Jan. 25 (Bloomberg) -- Mitsubishi Heavy Industries Ltd., which has developed the world’s biggest atomic reactor, expects to win its first nuclear power plant order in Europe next year, challenging Areva SA in its own backyard.

Japan’s largest heavy machinery maker anticipates a “high possibility” of a utility in northern Europe selecting its new 1,700-megawatt model that comes with advanced fault detection technology, Akira Sawa, head of the company’s atomic business, said in an interview. The U.K. and Switzerland have also sought atomic plant proposals from Mitsubishi Heavy, he said.

“We should be able to expand smoothly into other European countries after Northern European governments, which impose tough regulations, sign off on our product,” Sawa, 61, said Jan. 19 in Tokyo. He declined to name the company or country Mitsubishi expects to win the order from.

Teollisuuden Voima Oyj, the Finnish utility known as TVO, said it shortlisted Mitsubishi Heavy’s EU-APWR model along with reactors from Areva, Toshiba Corp., GE Hitachi Nuclear Energy and Korea Hydro & Nuclear Power Co. Asian suppliers are making competition tougher for France’s Areva, the world’s biggest reactor builder, which lost a $20 billion contract in the United Arab Emirates last month to a group led by Korea Electric Power Corp.

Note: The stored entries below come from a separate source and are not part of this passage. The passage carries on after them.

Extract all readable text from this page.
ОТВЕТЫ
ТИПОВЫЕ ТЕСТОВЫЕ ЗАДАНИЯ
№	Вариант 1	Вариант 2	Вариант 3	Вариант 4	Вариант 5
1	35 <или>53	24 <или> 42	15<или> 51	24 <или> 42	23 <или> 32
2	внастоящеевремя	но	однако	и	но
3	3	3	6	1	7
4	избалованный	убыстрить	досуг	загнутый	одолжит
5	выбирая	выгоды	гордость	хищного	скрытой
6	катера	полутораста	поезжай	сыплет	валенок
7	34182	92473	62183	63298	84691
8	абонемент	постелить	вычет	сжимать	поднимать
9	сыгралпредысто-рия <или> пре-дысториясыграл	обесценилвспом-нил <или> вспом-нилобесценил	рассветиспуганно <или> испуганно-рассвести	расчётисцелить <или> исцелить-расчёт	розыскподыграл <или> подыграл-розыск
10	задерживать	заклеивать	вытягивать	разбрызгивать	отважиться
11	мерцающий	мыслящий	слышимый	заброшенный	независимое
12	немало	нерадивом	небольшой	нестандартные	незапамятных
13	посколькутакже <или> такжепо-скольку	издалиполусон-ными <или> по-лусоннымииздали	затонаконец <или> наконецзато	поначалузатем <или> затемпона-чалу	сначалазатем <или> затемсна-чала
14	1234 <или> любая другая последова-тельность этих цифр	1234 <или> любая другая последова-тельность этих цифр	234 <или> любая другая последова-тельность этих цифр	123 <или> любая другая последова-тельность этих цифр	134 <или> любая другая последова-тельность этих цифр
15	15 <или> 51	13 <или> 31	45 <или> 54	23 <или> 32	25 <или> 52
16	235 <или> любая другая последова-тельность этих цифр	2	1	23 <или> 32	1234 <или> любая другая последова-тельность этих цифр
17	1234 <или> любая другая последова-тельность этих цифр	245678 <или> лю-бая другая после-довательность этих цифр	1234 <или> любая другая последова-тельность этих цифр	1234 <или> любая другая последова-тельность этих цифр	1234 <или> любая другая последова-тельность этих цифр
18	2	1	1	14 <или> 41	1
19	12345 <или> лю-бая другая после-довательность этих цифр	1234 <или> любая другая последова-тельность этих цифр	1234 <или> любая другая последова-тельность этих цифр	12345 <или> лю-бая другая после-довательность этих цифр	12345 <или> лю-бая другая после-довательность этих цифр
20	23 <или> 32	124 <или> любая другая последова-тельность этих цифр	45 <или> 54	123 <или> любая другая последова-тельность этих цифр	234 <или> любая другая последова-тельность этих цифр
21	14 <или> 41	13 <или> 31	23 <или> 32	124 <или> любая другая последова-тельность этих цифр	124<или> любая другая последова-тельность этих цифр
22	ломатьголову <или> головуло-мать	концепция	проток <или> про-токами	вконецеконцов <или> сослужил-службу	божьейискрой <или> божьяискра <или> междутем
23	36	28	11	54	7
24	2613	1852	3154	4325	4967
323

“A European deal would be a big step for Mitsubishi as it expands its reactor business globally,” said Eiji Tomaru, an analyst at Mizuho Investors Securities Co. in Tokyo.

U.S. Talks

Mitsubishi Heavy agreed in July last year to hold talks with Luminant of the U.S. to supply two 1,700-megawatt APWR reactors to a plant near Dallas, aiming to clinch its first U.S. reactor sale.

In Japan, the company has built 24 atomic power plants including a 912-megawatt reactor for Hokkaido Electric Power Co, which started operating last month.

Mitsubishi Heavy has lost 14 percent in six months on the Tokyo Stock Exchange compared with a 0.44 percent gain in the benchmark Topix index. The stock fell 2.1 percent to 326 yen at the morning trading break.

Finnish Utilities

TVO, Fortum Oyj, Finland’s biggest utility, and the E.ON AG-led Fennovoima Oy venture are competing for a permit to build a sixth atomic generator in the country. The government has said it may decide on adding a reactor by March.

The Olkiluoto power station operated by TVO currently has two reactors. The utility is building a third and plans to add a fourth unit, for which it has shortlisted Mitsubishi. Fortum’s Loviisa station has two reactors, while Fennovoima has none and proposes to build one plant.

TVO may start construction of its proposed fourth reactor by 2014, Anneli Nikula, adviser to TVO, said in a Jan. 21 telephone interview.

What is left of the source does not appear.